Detroit Audubon Society Fights For Migratory Birds’ Safe Passage
CBS 62 Chief Meteorologist Jim Madaus talked to Rob Duchene of the Detroit Audubon Society about a problem facing migratory birds. The conversation is part of a story aired on First Forecast Mornings on CBS 62 and CW50 on Wednesday, June 27.
According to the Detroit Audubon Society, the problem involves birds colliding with buildings and other tall structures at night located on migration routes. Exterior building lighting and lights shining through windows make matters worse by disrupting the birds’ navigation systems. Like moths around a candle, disoriented birds will continuously circle a lighted building, especially in conditions of rain, fog or low cloud cover.
Research has shown that reducing the lighting of just one major building during peak migration times saved over 8,000 birds annually, decreasing the number of dead birds found around the building by 80 percent.
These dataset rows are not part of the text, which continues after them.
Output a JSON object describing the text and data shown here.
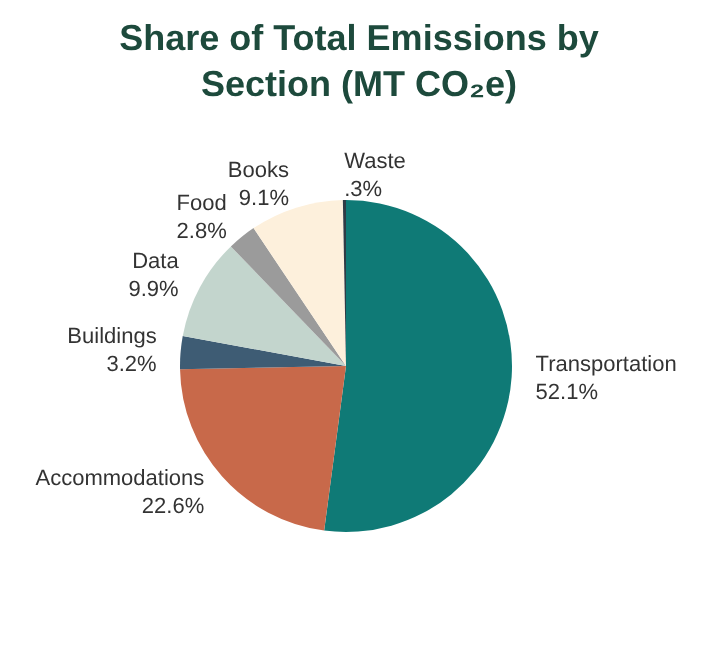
{
  "chart_data": {
    "type": "pie",
    "title": "Share of Total Emissions by Section (MT CO₂e)",
    "categories": [
      "Transportation",
      "Accommodations",
      "Buildings",
      "Data",
      "Food",
      "Books",
      "Waste"
    ],
    "values": [
      52.1,
      22.6,
      3.2,
      9.9,
      2.8,
      9.1,
      0.3
    ],
    "colors": [
      "#0f7a76",
      "#c8694a",
      "#3e5c74",
      "#c3d5cd",
      "#9b9b9b",
      "#fdf0dc",
      "#2f3b45"
    ],
    "value_labels": [
      "52.1%",
      "22.6%",
      "3.2%",
      "9.9%",
      "2.8%",
      "9.1%",
      ".3%"
    ],
    "legend": false
  }
}
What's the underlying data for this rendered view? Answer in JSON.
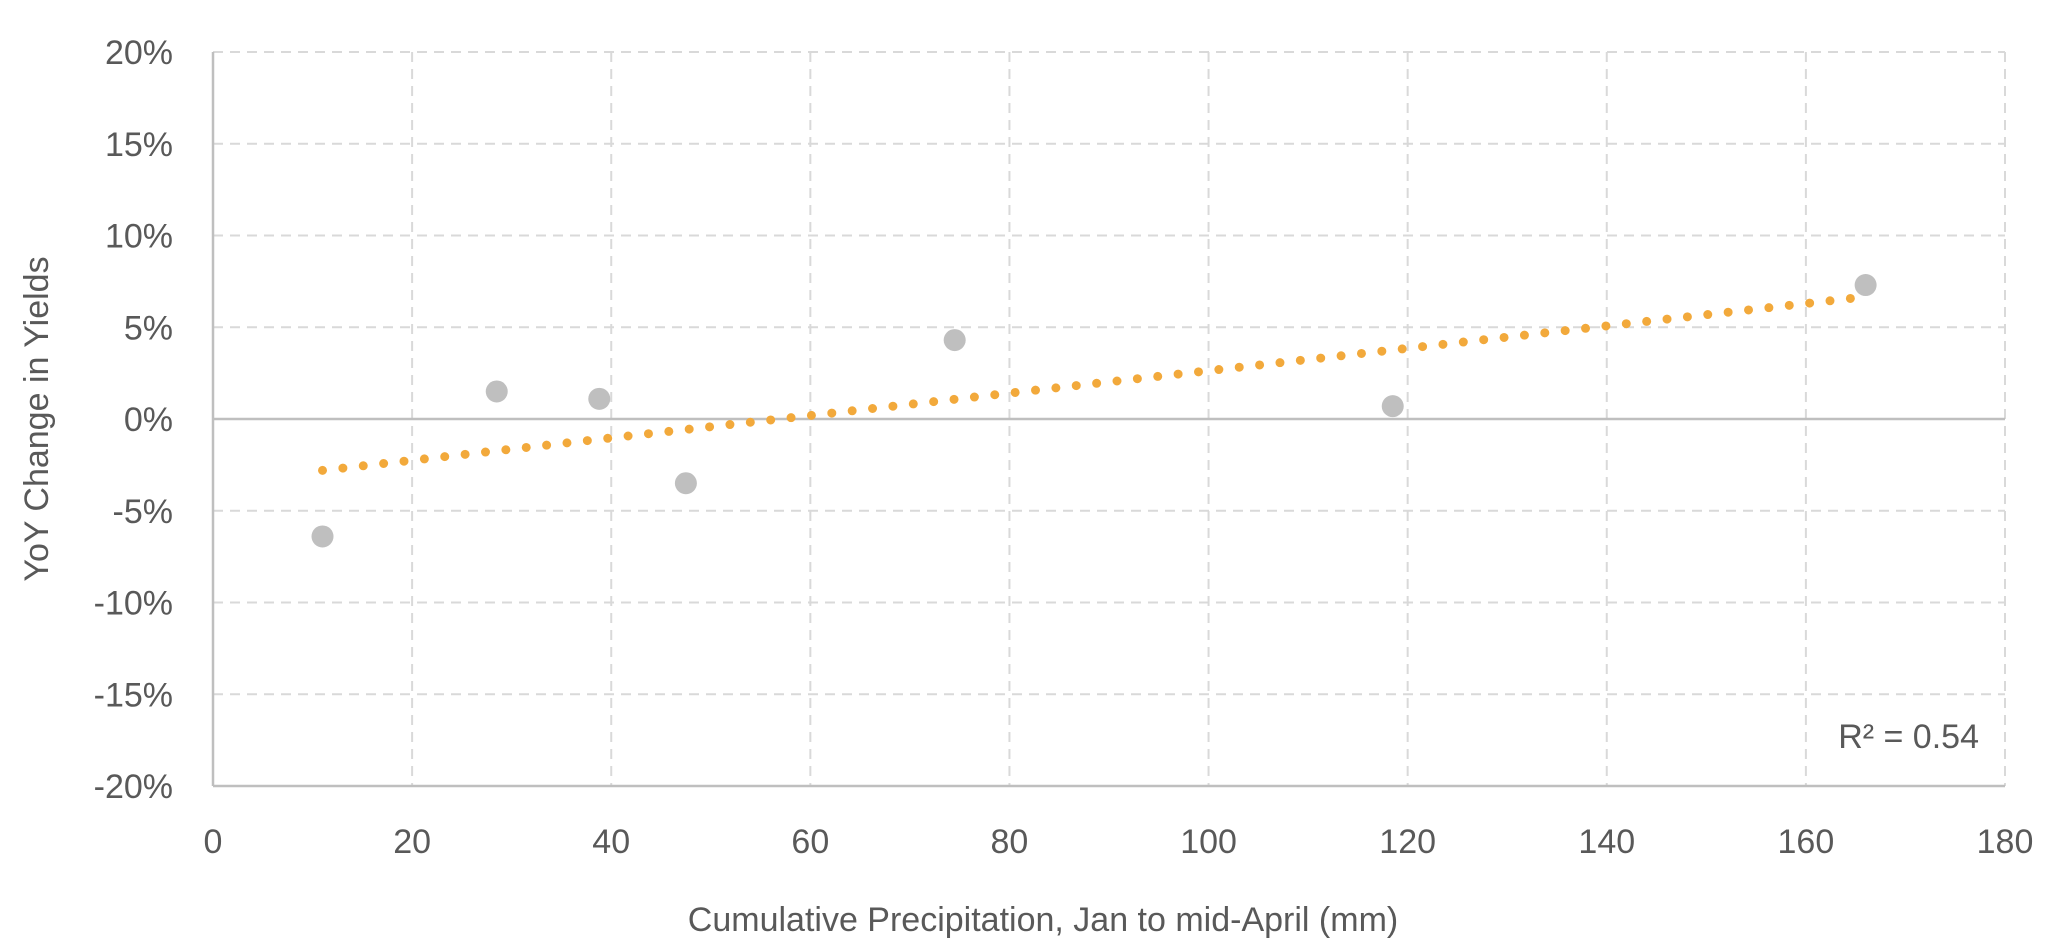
{
  "chart_data": {
    "type": "scatter",
    "title": "",
    "xlabel": "Cumulative Precipitation, Jan to mid-April (mm)",
    "ylabel": "YoY Change in Yields",
    "xlim": [
      0,
      180
    ],
    "ylim": [
      -20,
      20
    ],
    "x_ticks": [
      0,
      20,
      40,
      60,
      80,
      100,
      120,
      140,
      160,
      180
    ],
    "x_tick_labels": [
      "0",
      "20",
      "40",
      "60",
      "80",
      "100",
      "120",
      "140",
      "160",
      "180"
    ],
    "y_ticks": [
      20,
      15,
      10,
      5,
      0,
      -5,
      -10,
      -15,
      -20
    ],
    "y_tick_labels": [
      "20%",
      "15%",
      "10%",
      "5%",
      "0%",
      "-5%",
      "-10%",
      "-15%",
      "-20%"
    ],
    "grid": true,
    "legend": "none",
    "series": [
      {
        "points": [
          {
            "x": 11,
            "y": -6.4
          },
          {
            "x": 28.5,
            "y": 1.5
          },
          {
            "x": 38.8,
            "y": 1.1
          },
          {
            "x": 47.5,
            "y": -3.5
          },
          {
            "x": 74.5,
            "y": 4.3
          },
          {
            "x": 118.5,
            "y": 0.7
          },
          {
            "x": 166,
            "y": 7.3
          }
        ],
        "color": "#bfbfbf"
      }
    ],
    "trendline": {
      "kind": "linear",
      "x_range": [
        11,
        165
      ],
      "y_at_start": -2.8,
      "y_at_end": 6.6,
      "color": "#f2a93b",
      "style": "dotted"
    },
    "annotations": [
      {
        "text": "R² = 0.54"
      }
    ],
    "colors": {
      "grid": "#d9d9d9",
      "axis": "#bfbfbf",
      "text": "#595959"
    }
  }
}
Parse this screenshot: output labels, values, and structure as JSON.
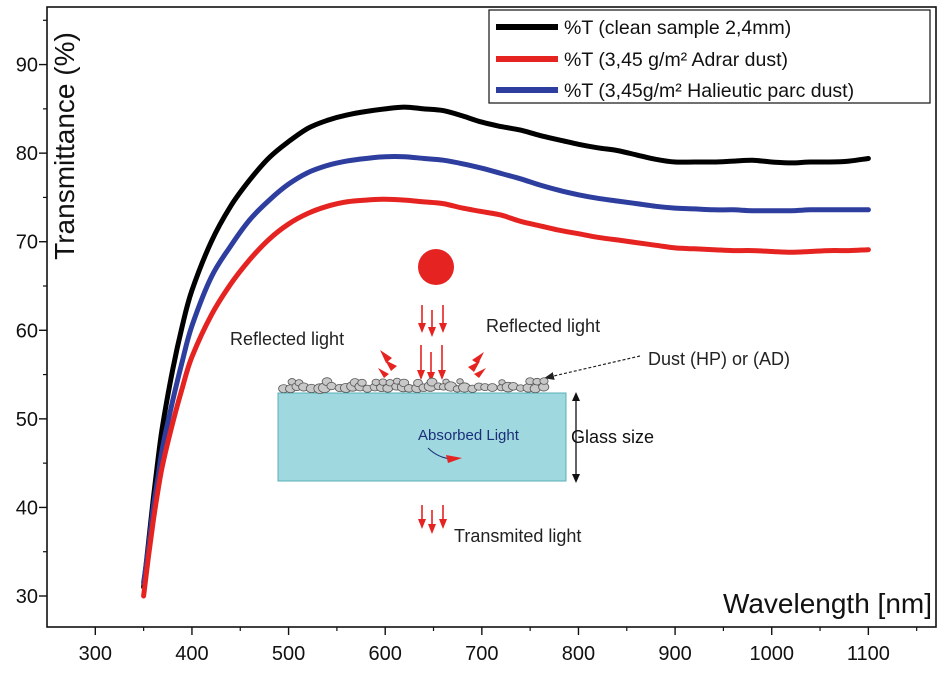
{
  "chart_data": {
    "type": "line",
    "title": "",
    "xlabel": "Wavelength [nm]",
    "ylabel": "Transmittance (%)",
    "xlim": [
      250,
      1170
    ],
    "ylim": [
      26.5,
      96.5
    ],
    "xticks": [
      300,
      400,
      500,
      600,
      700,
      800,
      900,
      1000,
      1100
    ],
    "yticks": [
      30,
      40,
      50,
      60,
      70,
      80,
      90
    ],
    "grid": false,
    "legend_position": "top-right",
    "series": [
      {
        "name": "%T (clean sample 2,4mm)",
        "color": "#000000",
        "x": [
          350,
          355,
          360,
          365,
          370,
          380,
          390,
          400,
          420,
          440,
          460,
          480,
          500,
          520,
          540,
          560,
          580,
          600,
          620,
          640,
          660,
          680,
          700,
          720,
          740,
          760,
          780,
          800,
          820,
          840,
          860,
          880,
          900,
          920,
          940,
          960,
          980,
          1000,
          1020,
          1040,
          1060,
          1080,
          1100
        ],
        "y": [
          31,
          36,
          41,
          45.5,
          49.5,
          55.5,
          60.5,
          64.5,
          70,
          74,
          77,
          79.5,
          81.3,
          82.8,
          83.7,
          84.3,
          84.7,
          85,
          85.2,
          85,
          84.8,
          84.2,
          83.5,
          83,
          82.6,
          82,
          81.5,
          81,
          80.6,
          80.3,
          79.8,
          79.3,
          79,
          79,
          79,
          79.1,
          79.2,
          79,
          78.9,
          79,
          79,
          79.1,
          79.4
        ]
      },
      {
        "name": "%T (3,45 g/m² Adrar dust)",
        "color": "#e52321",
        "x": [
          350,
          355,
          360,
          365,
          370,
          380,
          390,
          400,
          420,
          440,
          460,
          480,
          500,
          520,
          540,
          560,
          580,
          600,
          620,
          640,
          660,
          680,
          700,
          720,
          740,
          760,
          780,
          800,
          820,
          840,
          860,
          880,
          900,
          920,
          940,
          960,
          980,
          1000,
          1020,
          1040,
          1060,
          1080,
          1100
        ],
        "y": [
          30,
          34.5,
          38.5,
          42,
          45,
          49.5,
          53.5,
          57,
          61.7,
          65.2,
          68,
          70.3,
          72,
          73.2,
          74,
          74.5,
          74.7,
          74.8,
          74.7,
          74.5,
          74.3,
          73.8,
          73.4,
          73,
          72.3,
          71.8,
          71.3,
          70.9,
          70.5,
          70.2,
          69.9,
          69.6,
          69.3,
          69.2,
          69.1,
          69,
          69,
          68.9,
          68.8,
          68.9,
          69,
          69,
          69.1
        ]
      },
      {
        "name": "%T (3,45g/m² Halieutic parc dust)",
        "color": "#2e3e9e",
        "x": [
          350,
          355,
          360,
          365,
          370,
          380,
          390,
          400,
          420,
          440,
          460,
          480,
          500,
          520,
          540,
          560,
          580,
          600,
          620,
          640,
          660,
          680,
          700,
          720,
          740,
          760,
          780,
          800,
          820,
          840,
          860,
          880,
          900,
          920,
          940,
          960,
          980,
          1000,
          1020,
          1040,
          1060,
          1080,
          1100
        ],
        "y": [
          31.5,
          35.5,
          40,
          43.5,
          47,
          52,
          56.5,
          60.5,
          66,
          69.5,
          72.5,
          74.7,
          76.5,
          77.8,
          78.6,
          79.1,
          79.4,
          79.6,
          79.6,
          79.4,
          79.2,
          78.8,
          78.3,
          77.7,
          77.1,
          76.4,
          75.8,
          75.3,
          74.9,
          74.6,
          74.3,
          74,
          73.8,
          73.7,
          73.6,
          73.6,
          73.5,
          73.5,
          73.5,
          73.6,
          73.6,
          73.6,
          73.6
        ]
      }
    ]
  },
  "inset": {
    "labels": {
      "reflected_left": "Reflected light",
      "reflected_right": "Reflected light",
      "dust": "Dust (HP) or (AD)",
      "glass_size": "Glass size",
      "absorbed": "Absorbed Light",
      "transmitted": "Transmited light"
    },
    "colors": {
      "sun": "#e52321",
      "glass": "#9fd8de",
      "dust": "#c8c8c8",
      "arrows": "#e52321"
    }
  }
}
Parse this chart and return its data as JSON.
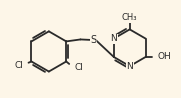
{
  "bg_color": "#fdf6e8",
  "line_color": "#2a2a2a",
  "line_width": 1.3,
  "font_size": 6.5,
  "fig_width": 1.81,
  "fig_height": 0.98,
  "dpi": 100,
  "xlim": [
    0.0,
    7.2
  ],
  "ylim": [
    1.0,
    5.0
  ]
}
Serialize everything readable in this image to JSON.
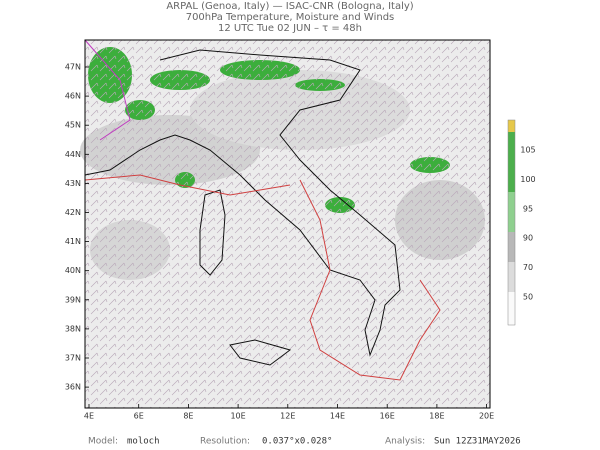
{
  "header": {
    "line1": "ARPAL (Genoa, Italy)  —  ISAC-CNR (Bologna, Italy)",
    "line2": "700hPa Temperature, Moisture and Winds",
    "line3": "12 UTC Tue 02 JUN  –  τ = 48h"
  },
  "map": {
    "lat_labels": [
      "47N",
      "46N",
      "45N",
      "44N",
      "43N",
      "42N",
      "41N",
      "40N",
      "39N",
      "38N",
      "37N",
      "36N"
    ],
    "lon_labels": [
      "4E",
      "6E",
      "8E",
      "10E",
      "12E",
      "14E",
      "16E",
      "18E",
      "20E"
    ]
  },
  "colorbar": {
    "labels": [
      105,
      100,
      95,
      90,
      70,
      50
    ]
  },
  "footer": {
    "model_label": "Model:",
    "model": "moloch",
    "resolution_label": "Resolution:",
    "resolution": "0.037°x0.028°",
    "analysis_label": "Analysis:",
    "analysis": "Sun 12Z31MAY2026"
  }
}
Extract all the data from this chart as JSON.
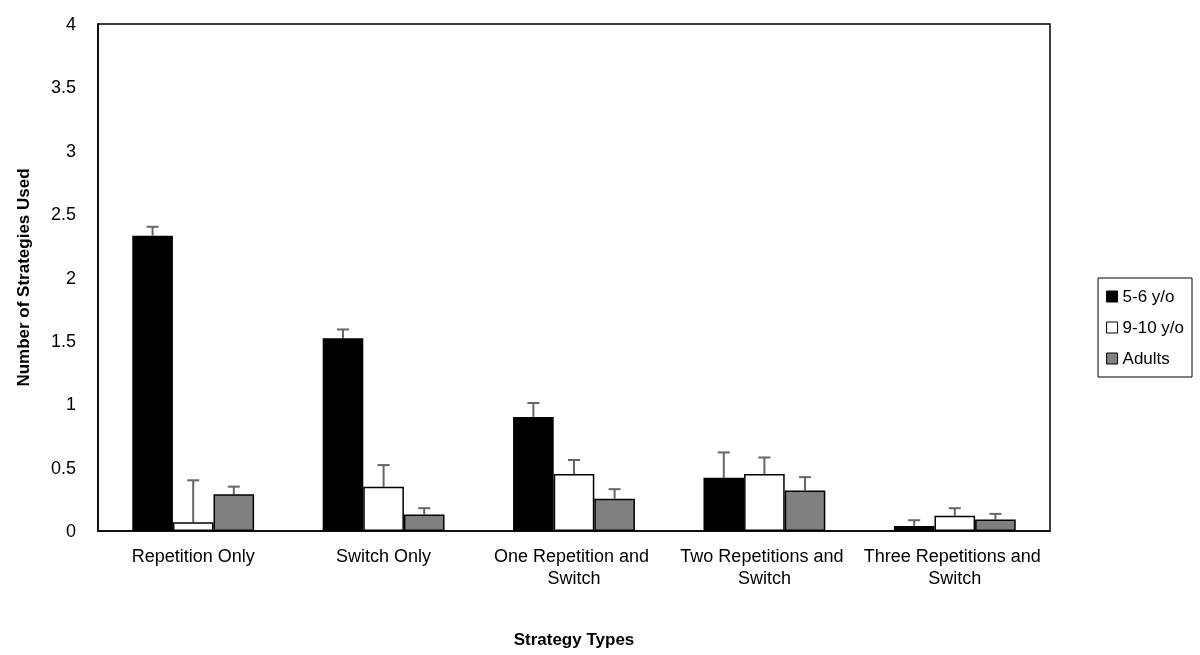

In 2006, the Detroit Audubon Society initiated Safe Passage Great Lakes. This program encourages building owners and occupants to follow some guidelines to minimize the number of birds attracted to tall structures.
Here’s how you can get involved.
Follow the recommendations of the Safe Passage Great Lakes Program from mid-March through May and mid-August through October:
- Turn off all lights at night on unoccupied floors and in unused spaces.
- Tenants can keep light “inside” by using task lights instead of ceiling lights and by closing window shades.
- Turn off all exterior illumination from midnight to dawn.